The Misinformation Wave: Protein
Whey Protein Dangers and Other Facts:
One of the most popular waves of misinformation is the protein binge everyone seems to be on. In almost every health and fitness magazine I see, there are countless articles about taking protein powders in the form of whey, egg, etc. There are a lot of various ideas and concepts when it comes to how much protein we should be consuming on a daily basis and where that protein comes from…
How much do we need?
The Institute of Medicine recommends that adults get a minimum of 0.8 grams of protein for every kilogram of body weight per day to keep from slowly breaking down our tissues. That’s 8 grams of protein for every 20 pounds of body weight, or 60 grams for a 150 pound person who is not an athlete. Some of those whey supplements have 50 grams per shake!
Look at the big picture when getting your protein. What else are you getting?
For example, A small 6-ounce steak has 40 grams of protein. But, it also comes with a whopping 38 grams of fat, 14 of them saturated! Whereas a cup of lentils provides you with 18 grams of protein, but under 1 gram of fat.
Plant based sources of protein, such as leafy green vegetables, beans, and sprouted grains, are excellent choices because they come with healthy fiber, and lots of phytonutrients.

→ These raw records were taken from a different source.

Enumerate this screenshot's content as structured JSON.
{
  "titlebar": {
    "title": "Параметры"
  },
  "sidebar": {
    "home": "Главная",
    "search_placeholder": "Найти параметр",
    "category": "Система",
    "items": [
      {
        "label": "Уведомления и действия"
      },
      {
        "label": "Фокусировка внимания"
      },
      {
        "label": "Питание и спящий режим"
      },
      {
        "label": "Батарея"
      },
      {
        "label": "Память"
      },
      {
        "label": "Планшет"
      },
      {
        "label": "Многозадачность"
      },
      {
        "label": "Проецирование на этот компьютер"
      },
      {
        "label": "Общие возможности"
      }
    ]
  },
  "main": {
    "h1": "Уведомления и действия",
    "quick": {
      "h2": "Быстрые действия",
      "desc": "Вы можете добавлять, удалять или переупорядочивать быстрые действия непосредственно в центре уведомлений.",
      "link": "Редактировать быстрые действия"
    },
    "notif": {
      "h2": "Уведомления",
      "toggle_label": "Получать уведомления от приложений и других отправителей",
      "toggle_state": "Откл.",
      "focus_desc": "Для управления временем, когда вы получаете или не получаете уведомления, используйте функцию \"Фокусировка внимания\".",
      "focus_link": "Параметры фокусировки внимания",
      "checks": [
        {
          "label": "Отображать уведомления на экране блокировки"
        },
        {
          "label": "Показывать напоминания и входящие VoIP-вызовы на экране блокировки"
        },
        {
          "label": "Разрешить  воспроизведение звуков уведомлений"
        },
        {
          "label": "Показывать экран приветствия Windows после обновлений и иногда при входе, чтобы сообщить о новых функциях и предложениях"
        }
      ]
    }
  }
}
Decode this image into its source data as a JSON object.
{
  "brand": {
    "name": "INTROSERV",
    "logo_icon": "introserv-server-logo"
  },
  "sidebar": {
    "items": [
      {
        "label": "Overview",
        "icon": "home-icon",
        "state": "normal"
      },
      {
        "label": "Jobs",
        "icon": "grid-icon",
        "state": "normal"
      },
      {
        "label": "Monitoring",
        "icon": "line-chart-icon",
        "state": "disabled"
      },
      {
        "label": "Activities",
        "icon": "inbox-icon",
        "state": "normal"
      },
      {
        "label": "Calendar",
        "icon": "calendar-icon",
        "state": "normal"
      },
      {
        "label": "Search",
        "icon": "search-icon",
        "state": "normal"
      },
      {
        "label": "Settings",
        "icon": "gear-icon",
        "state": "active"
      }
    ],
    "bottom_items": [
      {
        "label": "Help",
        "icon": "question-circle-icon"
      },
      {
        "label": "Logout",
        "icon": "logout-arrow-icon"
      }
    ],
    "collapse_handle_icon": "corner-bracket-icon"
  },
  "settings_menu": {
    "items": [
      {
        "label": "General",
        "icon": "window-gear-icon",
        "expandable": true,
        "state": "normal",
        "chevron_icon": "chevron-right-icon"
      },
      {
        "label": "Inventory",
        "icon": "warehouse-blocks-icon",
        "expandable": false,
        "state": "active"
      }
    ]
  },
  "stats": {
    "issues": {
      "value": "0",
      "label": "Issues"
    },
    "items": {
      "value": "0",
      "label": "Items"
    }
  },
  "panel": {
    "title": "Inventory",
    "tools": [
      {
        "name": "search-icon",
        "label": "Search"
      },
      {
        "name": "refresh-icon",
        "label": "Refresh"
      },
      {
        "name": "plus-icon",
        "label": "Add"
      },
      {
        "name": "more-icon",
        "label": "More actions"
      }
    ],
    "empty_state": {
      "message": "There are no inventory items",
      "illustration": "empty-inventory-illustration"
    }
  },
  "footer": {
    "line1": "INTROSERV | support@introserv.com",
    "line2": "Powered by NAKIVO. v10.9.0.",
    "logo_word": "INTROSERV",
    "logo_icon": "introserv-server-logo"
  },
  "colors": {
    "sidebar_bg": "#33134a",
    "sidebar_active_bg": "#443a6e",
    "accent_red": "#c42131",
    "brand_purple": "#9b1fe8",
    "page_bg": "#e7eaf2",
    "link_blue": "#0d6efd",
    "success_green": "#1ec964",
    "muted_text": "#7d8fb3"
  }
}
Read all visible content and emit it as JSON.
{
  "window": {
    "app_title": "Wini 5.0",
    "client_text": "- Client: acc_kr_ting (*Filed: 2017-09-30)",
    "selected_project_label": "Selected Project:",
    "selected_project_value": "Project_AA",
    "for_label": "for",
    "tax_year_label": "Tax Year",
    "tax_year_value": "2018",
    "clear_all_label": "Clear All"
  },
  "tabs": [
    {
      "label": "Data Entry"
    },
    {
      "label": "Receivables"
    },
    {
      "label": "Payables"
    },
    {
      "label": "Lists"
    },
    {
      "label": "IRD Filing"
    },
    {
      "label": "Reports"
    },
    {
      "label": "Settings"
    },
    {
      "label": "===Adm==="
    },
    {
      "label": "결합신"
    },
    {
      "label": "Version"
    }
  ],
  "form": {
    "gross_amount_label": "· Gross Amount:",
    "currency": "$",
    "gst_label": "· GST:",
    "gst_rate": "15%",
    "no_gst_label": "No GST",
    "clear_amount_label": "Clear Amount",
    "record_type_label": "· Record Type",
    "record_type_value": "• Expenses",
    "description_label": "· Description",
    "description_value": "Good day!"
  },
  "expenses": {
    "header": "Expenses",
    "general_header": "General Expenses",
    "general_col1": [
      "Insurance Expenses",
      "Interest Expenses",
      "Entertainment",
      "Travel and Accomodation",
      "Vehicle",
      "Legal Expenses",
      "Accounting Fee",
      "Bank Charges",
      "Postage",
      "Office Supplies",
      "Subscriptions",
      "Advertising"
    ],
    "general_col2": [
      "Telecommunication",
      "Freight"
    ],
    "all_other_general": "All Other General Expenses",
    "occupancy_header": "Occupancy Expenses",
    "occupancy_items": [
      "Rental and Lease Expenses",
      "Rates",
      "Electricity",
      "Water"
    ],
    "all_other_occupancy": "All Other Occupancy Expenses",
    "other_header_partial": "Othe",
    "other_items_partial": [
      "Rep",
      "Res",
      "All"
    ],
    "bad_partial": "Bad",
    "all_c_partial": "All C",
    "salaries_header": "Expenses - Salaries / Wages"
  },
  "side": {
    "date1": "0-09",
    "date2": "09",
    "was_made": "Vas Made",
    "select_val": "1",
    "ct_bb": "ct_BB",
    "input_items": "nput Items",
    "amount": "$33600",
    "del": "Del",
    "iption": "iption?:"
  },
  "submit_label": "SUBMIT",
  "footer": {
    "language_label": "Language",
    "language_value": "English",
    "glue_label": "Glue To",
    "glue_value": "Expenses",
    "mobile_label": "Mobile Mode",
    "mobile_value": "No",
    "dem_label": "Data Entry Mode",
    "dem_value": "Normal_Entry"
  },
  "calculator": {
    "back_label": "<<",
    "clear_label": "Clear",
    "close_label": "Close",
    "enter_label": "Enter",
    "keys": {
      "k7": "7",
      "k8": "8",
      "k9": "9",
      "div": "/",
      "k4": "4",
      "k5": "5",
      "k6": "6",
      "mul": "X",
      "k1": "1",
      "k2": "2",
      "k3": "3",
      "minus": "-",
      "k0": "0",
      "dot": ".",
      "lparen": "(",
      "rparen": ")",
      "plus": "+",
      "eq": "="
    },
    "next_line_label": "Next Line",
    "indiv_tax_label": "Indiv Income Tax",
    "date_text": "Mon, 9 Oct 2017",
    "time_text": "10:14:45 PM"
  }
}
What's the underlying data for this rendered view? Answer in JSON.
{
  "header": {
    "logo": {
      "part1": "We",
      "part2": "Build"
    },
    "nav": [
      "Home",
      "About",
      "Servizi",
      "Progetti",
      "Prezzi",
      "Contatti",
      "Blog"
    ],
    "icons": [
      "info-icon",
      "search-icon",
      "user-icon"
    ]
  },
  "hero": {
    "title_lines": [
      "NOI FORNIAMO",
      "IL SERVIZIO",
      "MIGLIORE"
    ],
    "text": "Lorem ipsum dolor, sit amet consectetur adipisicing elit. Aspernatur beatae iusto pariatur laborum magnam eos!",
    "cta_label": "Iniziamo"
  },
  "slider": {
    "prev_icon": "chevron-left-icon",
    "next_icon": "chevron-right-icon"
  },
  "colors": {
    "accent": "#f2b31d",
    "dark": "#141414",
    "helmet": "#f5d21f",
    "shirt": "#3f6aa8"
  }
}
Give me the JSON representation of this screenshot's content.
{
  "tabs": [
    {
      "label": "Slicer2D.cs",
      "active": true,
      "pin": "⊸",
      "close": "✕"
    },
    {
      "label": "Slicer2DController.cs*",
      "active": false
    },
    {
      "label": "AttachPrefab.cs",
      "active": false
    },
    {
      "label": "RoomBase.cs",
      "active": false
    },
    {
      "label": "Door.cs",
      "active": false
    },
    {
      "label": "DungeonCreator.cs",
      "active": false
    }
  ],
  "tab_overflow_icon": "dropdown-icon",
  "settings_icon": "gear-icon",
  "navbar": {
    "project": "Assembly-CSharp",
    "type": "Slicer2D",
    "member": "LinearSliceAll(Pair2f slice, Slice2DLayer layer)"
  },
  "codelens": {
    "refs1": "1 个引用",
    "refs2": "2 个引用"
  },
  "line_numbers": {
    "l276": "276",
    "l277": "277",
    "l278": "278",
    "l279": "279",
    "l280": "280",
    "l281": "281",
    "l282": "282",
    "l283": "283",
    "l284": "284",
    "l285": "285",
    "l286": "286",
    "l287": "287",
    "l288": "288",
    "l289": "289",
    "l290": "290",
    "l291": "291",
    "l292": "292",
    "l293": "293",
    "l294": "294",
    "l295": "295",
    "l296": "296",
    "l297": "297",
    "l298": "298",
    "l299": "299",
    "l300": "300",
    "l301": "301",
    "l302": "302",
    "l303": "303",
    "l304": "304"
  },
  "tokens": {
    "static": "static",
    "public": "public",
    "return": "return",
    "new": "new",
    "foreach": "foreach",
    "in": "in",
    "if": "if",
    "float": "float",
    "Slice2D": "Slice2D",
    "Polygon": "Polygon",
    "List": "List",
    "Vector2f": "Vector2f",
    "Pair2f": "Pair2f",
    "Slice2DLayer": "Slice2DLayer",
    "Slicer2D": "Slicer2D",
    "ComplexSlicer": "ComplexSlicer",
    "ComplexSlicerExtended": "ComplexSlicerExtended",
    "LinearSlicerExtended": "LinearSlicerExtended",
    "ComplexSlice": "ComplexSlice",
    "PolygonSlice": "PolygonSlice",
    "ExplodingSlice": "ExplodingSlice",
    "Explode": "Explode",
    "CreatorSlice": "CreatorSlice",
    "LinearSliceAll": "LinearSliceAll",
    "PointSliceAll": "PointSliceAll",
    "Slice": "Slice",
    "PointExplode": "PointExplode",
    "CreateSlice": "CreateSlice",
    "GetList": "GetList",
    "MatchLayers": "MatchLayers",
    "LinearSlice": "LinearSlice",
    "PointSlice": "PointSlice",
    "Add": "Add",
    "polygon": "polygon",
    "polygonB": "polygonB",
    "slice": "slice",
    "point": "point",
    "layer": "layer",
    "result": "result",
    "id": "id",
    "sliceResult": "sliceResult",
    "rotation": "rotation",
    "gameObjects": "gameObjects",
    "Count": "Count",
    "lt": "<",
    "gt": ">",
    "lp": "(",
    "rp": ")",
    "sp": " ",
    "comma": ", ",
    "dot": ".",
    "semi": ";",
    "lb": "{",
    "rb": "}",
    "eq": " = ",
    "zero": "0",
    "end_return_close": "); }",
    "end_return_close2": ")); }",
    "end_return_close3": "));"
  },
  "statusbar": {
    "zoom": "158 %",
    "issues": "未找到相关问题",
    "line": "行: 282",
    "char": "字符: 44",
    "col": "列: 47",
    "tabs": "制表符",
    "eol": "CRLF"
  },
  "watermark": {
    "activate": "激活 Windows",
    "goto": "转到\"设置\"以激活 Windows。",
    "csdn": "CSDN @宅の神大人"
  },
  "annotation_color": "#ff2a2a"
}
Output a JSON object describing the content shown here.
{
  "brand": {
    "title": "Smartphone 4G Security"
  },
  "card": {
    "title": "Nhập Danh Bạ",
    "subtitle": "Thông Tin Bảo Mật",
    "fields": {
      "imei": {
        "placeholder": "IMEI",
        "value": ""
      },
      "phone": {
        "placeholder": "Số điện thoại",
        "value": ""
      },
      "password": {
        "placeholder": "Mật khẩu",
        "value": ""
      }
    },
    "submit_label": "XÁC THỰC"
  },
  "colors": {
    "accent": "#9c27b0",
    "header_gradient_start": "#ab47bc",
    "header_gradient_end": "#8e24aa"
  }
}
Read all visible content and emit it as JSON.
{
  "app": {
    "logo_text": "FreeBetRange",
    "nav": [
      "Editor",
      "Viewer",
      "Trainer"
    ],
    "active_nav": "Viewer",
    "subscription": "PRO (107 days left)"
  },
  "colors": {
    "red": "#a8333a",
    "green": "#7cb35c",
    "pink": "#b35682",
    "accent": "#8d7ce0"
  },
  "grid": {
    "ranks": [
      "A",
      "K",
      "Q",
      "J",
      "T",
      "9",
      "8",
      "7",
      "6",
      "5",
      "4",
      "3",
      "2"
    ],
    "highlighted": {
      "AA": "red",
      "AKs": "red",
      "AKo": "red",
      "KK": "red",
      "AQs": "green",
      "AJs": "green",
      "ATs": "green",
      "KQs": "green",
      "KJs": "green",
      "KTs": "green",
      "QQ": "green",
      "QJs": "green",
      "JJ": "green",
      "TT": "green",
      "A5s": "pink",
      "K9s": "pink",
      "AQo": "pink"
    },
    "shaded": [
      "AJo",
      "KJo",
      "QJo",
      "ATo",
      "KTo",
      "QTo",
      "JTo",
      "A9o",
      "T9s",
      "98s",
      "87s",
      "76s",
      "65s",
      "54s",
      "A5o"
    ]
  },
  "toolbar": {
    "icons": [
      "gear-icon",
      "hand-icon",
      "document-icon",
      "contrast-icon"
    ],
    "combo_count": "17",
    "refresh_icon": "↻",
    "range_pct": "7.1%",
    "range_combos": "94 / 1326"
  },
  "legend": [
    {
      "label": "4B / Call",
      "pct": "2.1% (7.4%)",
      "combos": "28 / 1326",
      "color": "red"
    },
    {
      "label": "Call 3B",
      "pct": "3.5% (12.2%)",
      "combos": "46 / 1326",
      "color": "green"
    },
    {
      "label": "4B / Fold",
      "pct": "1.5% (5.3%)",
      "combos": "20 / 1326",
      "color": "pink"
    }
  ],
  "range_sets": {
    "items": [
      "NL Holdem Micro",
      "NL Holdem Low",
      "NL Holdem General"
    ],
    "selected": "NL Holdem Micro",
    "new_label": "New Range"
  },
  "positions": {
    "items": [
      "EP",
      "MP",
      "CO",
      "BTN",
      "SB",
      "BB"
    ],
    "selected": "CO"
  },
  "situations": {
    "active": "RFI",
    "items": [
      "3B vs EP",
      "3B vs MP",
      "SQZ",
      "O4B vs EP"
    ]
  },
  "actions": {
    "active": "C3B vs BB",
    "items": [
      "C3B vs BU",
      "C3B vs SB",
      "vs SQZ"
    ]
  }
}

When is the best time to eat protein?
After a workout, your body is better able to assimilate protein. Resistance exercise breaks down muscle, and an intake of amino acids is required shortly after your workout to repair and rebuild muscle. Protein also helps build enzymes that allow your body to adapt to endurance sports.
When is not a good time to consume protein?
Protein should not be consumed prior to exercise. Proteins draw water and blood into the stomach and can diminish your exercise performance. Due to increased time of gastric emptying and digestion, proteins should be eaten at least two hours before a cardio workout.